Estórias sobre o mundo

Sempre esteve lá. Recebera o nome de Oito. Dia após outro, tecia moedas para o Rei. Vivia em um prédio de pedras. Não havia janelas. De lá não se via o sol ou as cores de abril.Lá não se podia cantar ou fazer poesia. Era proibido amar. Decretada a regra: Quem de amor se preenche, para o trabalho perde as forças.

Nesse ofício de tecer, Oito gastava a vida. Existência que se media pelo pêndulo e pelos sacos de moedas que completava com muita eficiência. Contentava-se em sonhar. De extensas datas, ouvia estórias sobre o mundo. Cores conhecia poucas. Sabia uma borboleta ou um pássaro por descrições ou por uma dimensão estampada num papel.

Os livros falavam de coisas tão belas... Destes ganhava, mensalmente, páginas contadas. Seu mestre de ofício dizia que este era o seu prêmio por trabalhar de forma tão dedicada. Era assim que Oito via o mundo. Através das lentes das metáforas e desenhos toscos, grafados em folhas já amareladas. E tudo se fazia vivo em imaginação.

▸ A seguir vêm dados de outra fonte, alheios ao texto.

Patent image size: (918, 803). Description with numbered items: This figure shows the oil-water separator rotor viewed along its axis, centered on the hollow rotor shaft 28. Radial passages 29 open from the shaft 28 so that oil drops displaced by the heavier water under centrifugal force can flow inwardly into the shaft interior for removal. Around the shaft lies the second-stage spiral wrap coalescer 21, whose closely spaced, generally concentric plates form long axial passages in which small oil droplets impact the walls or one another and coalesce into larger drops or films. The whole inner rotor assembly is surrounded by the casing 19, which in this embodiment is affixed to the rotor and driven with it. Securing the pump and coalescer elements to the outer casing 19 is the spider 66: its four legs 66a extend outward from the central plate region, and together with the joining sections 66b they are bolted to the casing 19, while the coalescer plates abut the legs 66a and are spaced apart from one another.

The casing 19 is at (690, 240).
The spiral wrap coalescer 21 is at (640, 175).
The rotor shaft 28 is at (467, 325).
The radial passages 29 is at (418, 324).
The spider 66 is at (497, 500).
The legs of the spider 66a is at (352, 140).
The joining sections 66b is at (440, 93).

O sonho começou a crescer no peito, em tamanhos e profundidades que pesavam e alargavam o pulso. A curiosidade era espinho em todo o corpo e alma. Oito era teimoso. Aos poucos foi cavando um pequeno orifício num canto da parede do seu quarto. Com o passar de alguns relógios, mais e mais podia ver o mundo, até então reservado ao papel.

E um dia, com sua janelinha cavada, já de bom tamanho, avistou a Menina dos Olhos. Como era linda em sua simplicidade, e meiga e graciosa. Tinha a pele macia de pétala. Sim, assim sabia que era. O olhar era adocicado, transbordava uma coisa qualquer de paz. As mãos eram leves, e regavam com esmero delicadas flores brancas, que por tanto zelo, pareciam ser suas filhas.

Oito não mais pensava em outra coisa. Passou a tecer moedas com um desgosto de abismos. Por instantes, parecia nunca ter se dedicado a esse trabalho. Passou a tecer de forma errada, com linhas erradas. Não conseguia contentar-se com aquele destino, que há pouco parecia ter sido traçado para ele com tão forte grafite.

Pensou... Para ele restariam calos nas mãos. Cansaços e angústias na alma. Uma caminha de madeira rústica. Uns dois pares de sapatos e calças. Uma caneca matinal... Vivia de mentiras, que aquilo não era viver!

Encontraria a Menina dos Olhos. Atravessaria três horizontes e tantos oceanos se fosse preciso. Não mais estaria sem janelas. Saberia tantas cores e sabores a vida lhe sorrisse. Faria poemas e cantaria canções esquecidas. Passearia para nada e tudo num fim de tarde. Queria amar. E teria filhos! Queria ser o próprio coração.

Então, redigiu boa carta de despedida e a entregou ao Rei. Este fez ameaças. Disse em voz segura que, depois de atravessada a ponte do prédio de pedras, poderia estar a corroer-se de fome e a quebrar-se de frio, e lá não encontraria abrigo novamente.

Oito saiu cheio de certezas. De início, mudou o próprio nome, que não era assim tão próprio. Todos os seus colegas eram também números, e ele, a partir de agora, queria ser pessoa. Escolheu ser Valente.

Após atravessar a ponte, colocou-se todo em postura de desbravador. Derramou os olhos sobre o mundo. Começava a despir-se da prisão. Avistou a Menina dos Olhos. Poderia nunca alcançá-la, mas precisava dar-se uma chance. Ter coragem. A vida estava toda. Estava repleta de poemas e janelas. Era agora aprender a vê-la, que nessa arte ainda era criança. E iniciar o coração nas andanças afora. Chegando. O lugar não sabia exatamente, mas partiria do cais do próprio querer.